Les forces politiques classées à l’extrême-droite, longtemps cantonnées à un unique parti, ont vu un développement progressif de nouvelles formations, par des scissions ou des divergences d’opinions. Après des scores modestes dans les années suivants sa création (années 70), le FN est monté en puissance, notamment instrumentalisé à gauche, dans l’idée d’affaiblir et de diviser l’électorat de droite, pour la noyauter et l’affaiblir. Cette stratégie conduisit cependant à une première entrée massive de députés au Palais Bourbon (1986-1988), puis à la surprise de Jean-Marie Le Pen au second tour de l’élection présidentielle (2002). Le parti fut toiletté par la suite, dans l’ère de Marine Le Pen, devenant une force politique de premier rang et l’un des 4 partis fromagistes.

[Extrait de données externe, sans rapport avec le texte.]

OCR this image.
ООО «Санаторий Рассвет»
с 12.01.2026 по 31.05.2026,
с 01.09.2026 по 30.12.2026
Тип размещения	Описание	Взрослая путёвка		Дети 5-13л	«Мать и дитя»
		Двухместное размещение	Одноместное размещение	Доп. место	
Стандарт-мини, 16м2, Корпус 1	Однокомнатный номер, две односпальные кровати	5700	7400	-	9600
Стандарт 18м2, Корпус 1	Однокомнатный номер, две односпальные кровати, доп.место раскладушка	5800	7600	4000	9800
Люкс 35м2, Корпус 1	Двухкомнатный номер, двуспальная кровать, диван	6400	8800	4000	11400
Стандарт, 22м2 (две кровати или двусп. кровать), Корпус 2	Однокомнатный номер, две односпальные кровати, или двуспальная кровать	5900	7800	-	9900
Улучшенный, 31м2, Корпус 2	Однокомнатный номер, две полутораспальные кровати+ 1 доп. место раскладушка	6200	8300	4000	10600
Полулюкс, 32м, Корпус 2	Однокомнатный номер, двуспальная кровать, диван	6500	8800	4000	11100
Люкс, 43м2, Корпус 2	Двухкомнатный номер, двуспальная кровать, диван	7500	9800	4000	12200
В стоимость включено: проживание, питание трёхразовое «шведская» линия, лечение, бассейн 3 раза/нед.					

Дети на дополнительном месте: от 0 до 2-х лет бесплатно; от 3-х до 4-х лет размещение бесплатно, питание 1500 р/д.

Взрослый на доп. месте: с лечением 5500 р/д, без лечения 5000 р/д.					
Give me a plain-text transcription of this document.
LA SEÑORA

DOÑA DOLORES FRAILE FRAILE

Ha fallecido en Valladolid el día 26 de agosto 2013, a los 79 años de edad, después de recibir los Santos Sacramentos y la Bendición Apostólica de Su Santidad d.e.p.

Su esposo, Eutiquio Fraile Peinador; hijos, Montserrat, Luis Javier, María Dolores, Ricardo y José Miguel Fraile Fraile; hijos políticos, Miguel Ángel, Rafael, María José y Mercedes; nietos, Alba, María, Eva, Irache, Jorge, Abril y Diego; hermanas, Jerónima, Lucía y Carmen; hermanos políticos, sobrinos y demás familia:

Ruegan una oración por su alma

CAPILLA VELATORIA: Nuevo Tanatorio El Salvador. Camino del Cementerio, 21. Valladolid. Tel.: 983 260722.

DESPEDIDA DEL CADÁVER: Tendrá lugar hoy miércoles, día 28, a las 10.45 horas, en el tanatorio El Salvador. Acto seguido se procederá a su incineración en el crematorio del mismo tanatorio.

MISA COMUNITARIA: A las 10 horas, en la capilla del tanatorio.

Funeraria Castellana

À l’heure actuelle les forces de l’extrême-droite, ou définies comme telles sont les suivantes en France :
RN : 119 députés à l’Assemblée Nationale, 30 au Parlement européen, environ 250 à 300 conseillers régionaux, une trentaine de conseillers départementaux, une cinquantaine de mairies, mais pas de villes de premier rang.
Reconquête : aucun député à l’Assemblée Nationale, 1 au Parlement européen, 15 conseillers régionaux et 7 conseillers départementaux.
Identité-Libertés : 3 députés apparentés au groupe RN, 4 au Parlement européen, des conseillers régionaux en réalité inclus dans le RN.
Les trois formations politiques sont créditées de 13 à 15 millions d’électeurs pour un total de 50,4 millions de Français inscrits sur les listes électorales, soit une force considérable de 25 à 30 % de l’électorat, pouvant réaliser des scores plus importants selon la mobilisation des Français aux urnes.
D’autres partis sont classés incorrectement par la propagande du système dans la catégorie de l’extrême-droite, la presse française participant à la propagation de cette confusion, où en ajoutant les adjectifs « complotistes », « souverainistes », voire « fascistes », notamment Debout la France, l’Union Populaire républicaine, ou des mouvements, notamment celui des réseaux de réflexion autour de la Constitution française d’Étienne Chouard, ou Génération Frexit.